Black Friday Antecipada e Crédito: Motores das Vendas de Outubro
Especialistas como Gilberto Braga, economista e professor do Ibmec, destacam que o início antecipado das promoções da Black Friday em outubro, aliado ao uso estratégico do aniversário do cartão de crédito por parte dos consumidores para planejar o pagamento das faturas, contribuiu significativamente para o aumento das vendas. Essa antecipação de compras, combinada com a entrada do 13º salário, pode ter ‘roubado’ parte do movimento esperado para novembro e dezembro, sinalizando uma possível suavização no último trimestre do ano.
Resiliência e Dependência de Crédito: Um Cenário Misto
Gustavo Rostelato, economista da Armor Capital, observa que, mesmo com uma desaceleração ao longo do ano, o varejo demonstra um certo grau de resiliência. No entanto, Georgia Veloso, pesquisadora do FGV Ibre, aponta para uma análise mais detalhada dos segmentos. Embora outubro tenha apresentado uma recuperação modesta e uma variação positiva disseminada em comparação com os meses anteriores, a análise interanual revela que os setores mais ligados à renda tiveram um avanço mais expressivo. Em contrapartida, os segmentos que dependem mais de crédito e parcelamento continuam a registrar perdas em relação a 2024, evidenciando a influência da política monetária e o impacto do acesso ao crédito no comportamento do consumidor.

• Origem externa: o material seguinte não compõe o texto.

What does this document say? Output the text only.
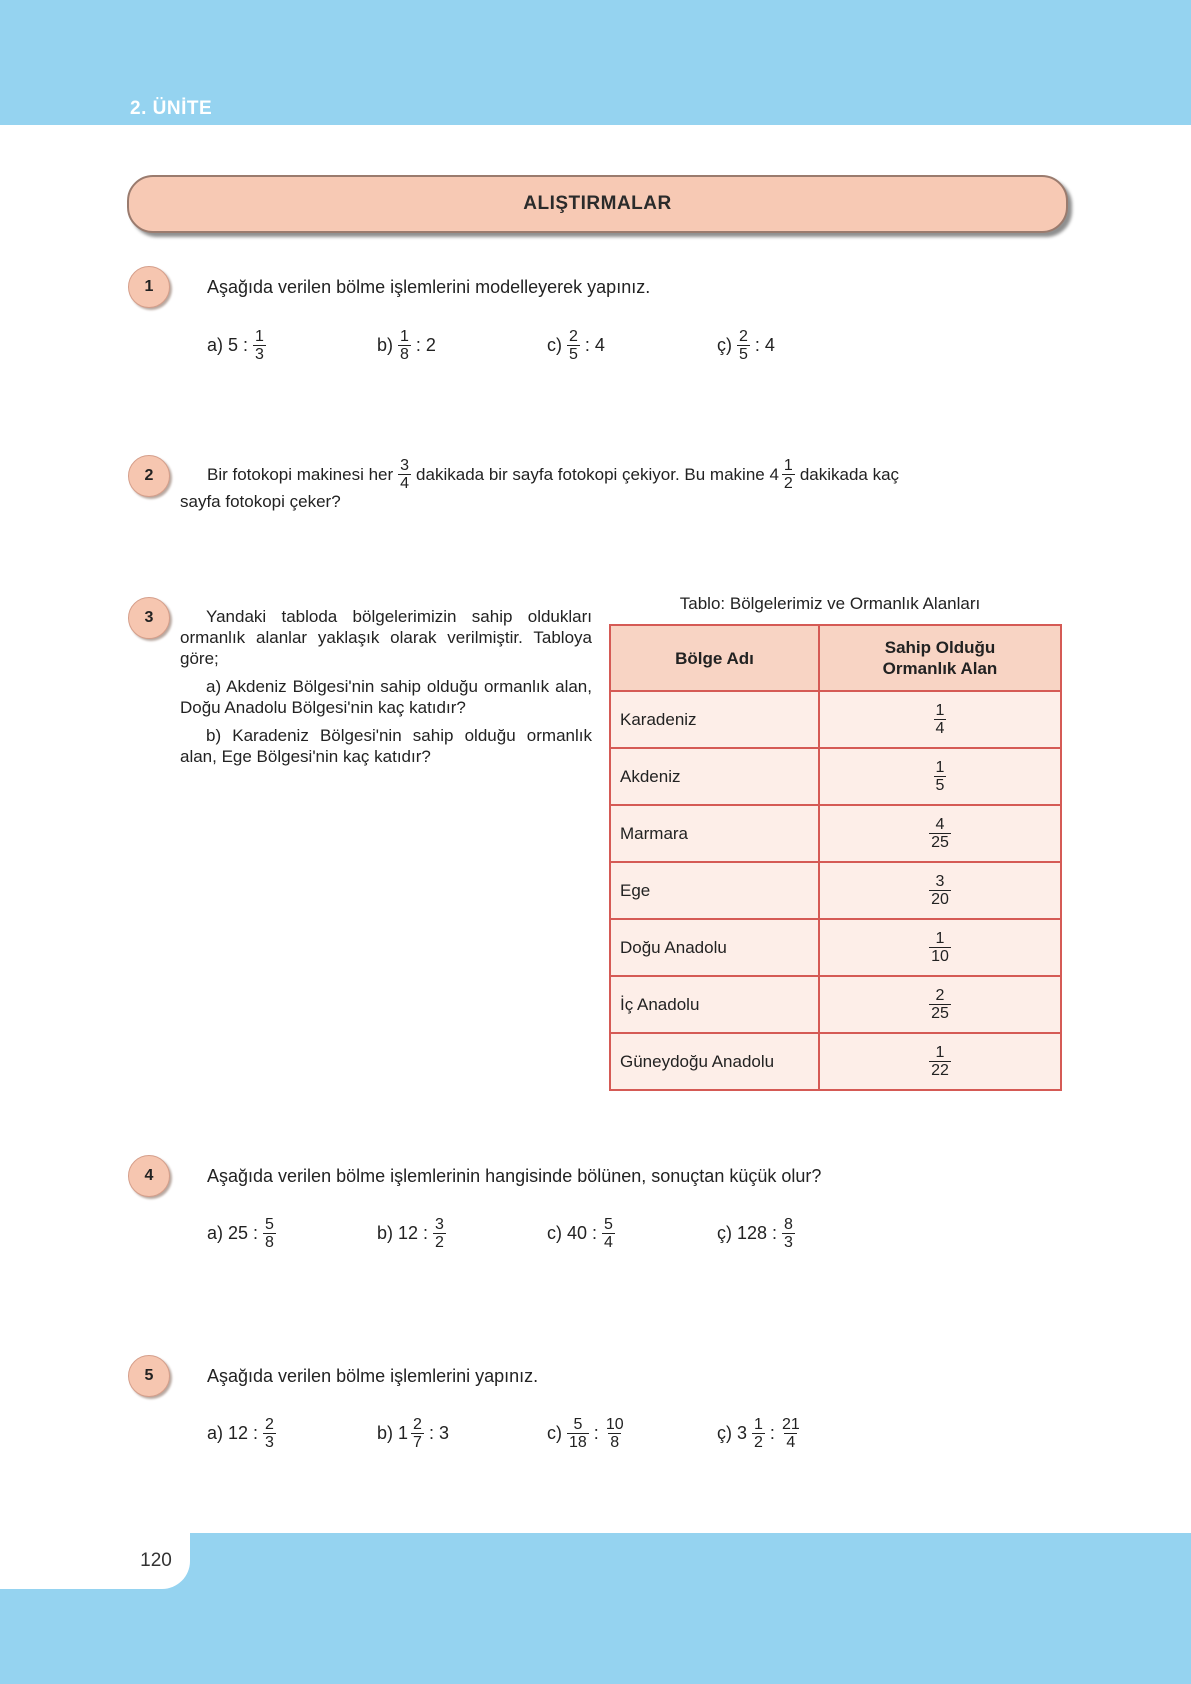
2. ÜNİTE
120
ALIŞTIRMALAR
1	Aşağıda verilen bölme işlemlerini modelleyerek yapınız.
a) 5 : $\frac{1}{3}$	$b) \frac{1}{8}$ : 2	$c) \frac{2}{5}$ : 4	ç) $\frac{2}{5}$ : 4
2	Bir fotokopi makinesi her $\frac{3}{4}$ dakikada bir sayfa fotokopi çekiyor. Bu makine $4 \frac{1}{2}$ dakikada kaç
sayfa fotokopi çeker?
3	Yandaki tabloda bölgelerimizin sahip oldukları ormanlık alanlar yaklaşık olarak verilmiştir. Tabloya göre;

a) Akdeniz Bölgesi'nin sahip olduğu ormanlık alan, Doğu Anadolu Bölgesi'nin kaç katıdır?

b) Karadeniz Bölgesi'nin sahip olduğu ormanlık alan, Ege Bölgesi'nin kaç katıdır?

Tablo: Bölgelerimiz ve Ormanlık Alanları
Bölge Adı	Sahip Olduğu
Ormanlık Alan
Karadeniz	$\frac{1}{4}$

Akdeniz	$\frac{1}{5}$

Marmara	$\frac{4}{25}$

Ege	$\frac{3}{20}$

Doğu Anadolu	$\frac{1}{10}$

İç Anadolu	$\frac{2}{25}$

Güneydoğu Anadolu	$\frac{1}{22}$
4	Aşağıda verilen bölme işlemlerinin hangisinde bölünen, sonuçtan küçük olur?
a) 25 : $\frac{5}{8}$	b) 12 : $\frac{3}{2}$	c) 40 : $\frac{5}{4}$	ç) 128 : $\frac{8}{3}$
5	Aşağıda verilen bölme işlemlerini yapınız.
a) 12 : $\frac{2}{3}$	b) $1 \frac{2}{7}$ : 3	$c) \frac{5}{18}$ : $\frac{10}{8}$	ç) $3 \frac{1}{2}$ : $\frac{21}{4}$
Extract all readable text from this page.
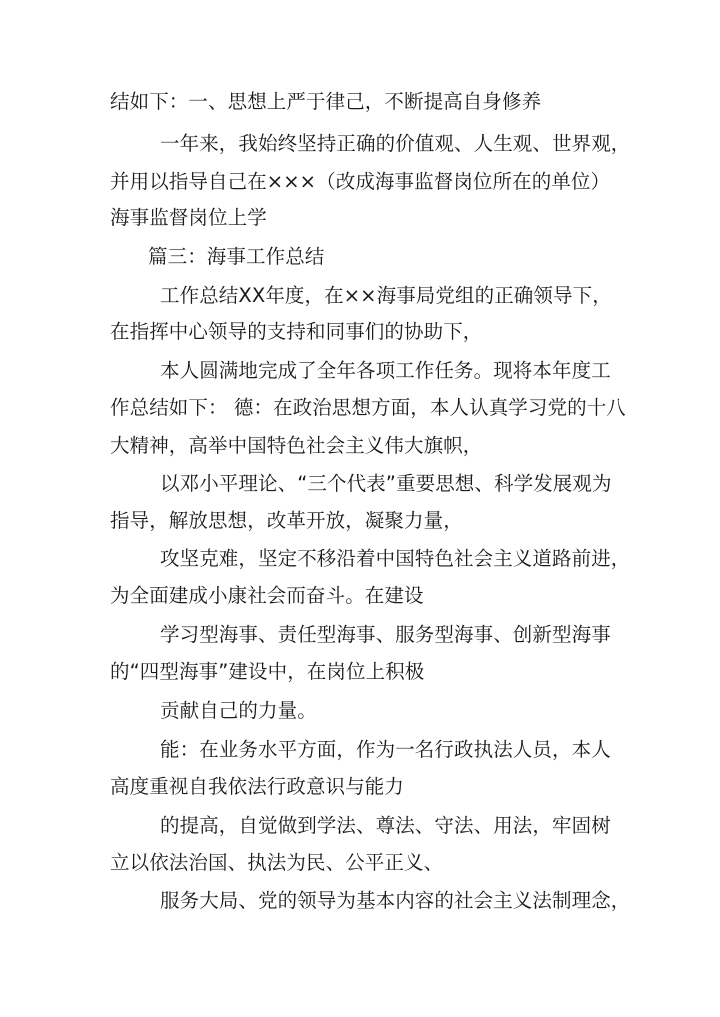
结如下：一、思想上严于律己，不断提高自身修养

一年来，我始终坚持正确的价值观、人生观、世界观，

并用以指导自己在×××（改成海事监督岗位所在的单位）

海事监督岗位上学

篇三：海事工作总结

工作总结XX年度，在××海事局党组的正确领导下，

在指挥中心领导的支持和同事们的协助下，

本人圆满地完成了全年各项工作任务。现将本年度工

作总结如下： 德：在政治思想方面，本人认真学习党的十八

大精神，高举中国特色社会主义伟大旗帜，

以邓小平理论、“三个代表”重要思想、科学发展观为

指导，解放思想，改革开放，凝聚力量，

攻坚克难，坚定不移沿着中国特色社会主义道路前进，

为全面建成小康社会而奋斗。在建设

学习型海事、责任型海事、服务型海事、创新型海事

的“四型海事”建设中，在岗位上积极

贡献自己的力量。

能：在业务水平方面，作为一名行政执法人员，本人

高度重视自我依法行政意识与能力

的提高，自觉做到学法、尊法、守法、用法，牢固树

立以依法治国、执法为民、公平正义、

服务大局、党的领导为基本内容的社会主义法制理念，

Perspectivas para 2025: Crescimento Moderado e Efeito Automotivo
Apesar do impulso de outubro, as projeções gerais para o crescimento do varejo em 2025 permanecem em torno de 2%. O setor de automóveis e autopeças, em particular, tem sido impulsionado por promoções agressivas e uma guerra de preços entre montadoras, o que pode ter um efeito pontual no desempenho geral. Os economistas ressaltam que os meses de novembro e dezembro são tradicionalmente fortes para o comércio, o que deve ajudar o ano a fechar com um crescimento acumulado que não fique aquém da meta estabelecida.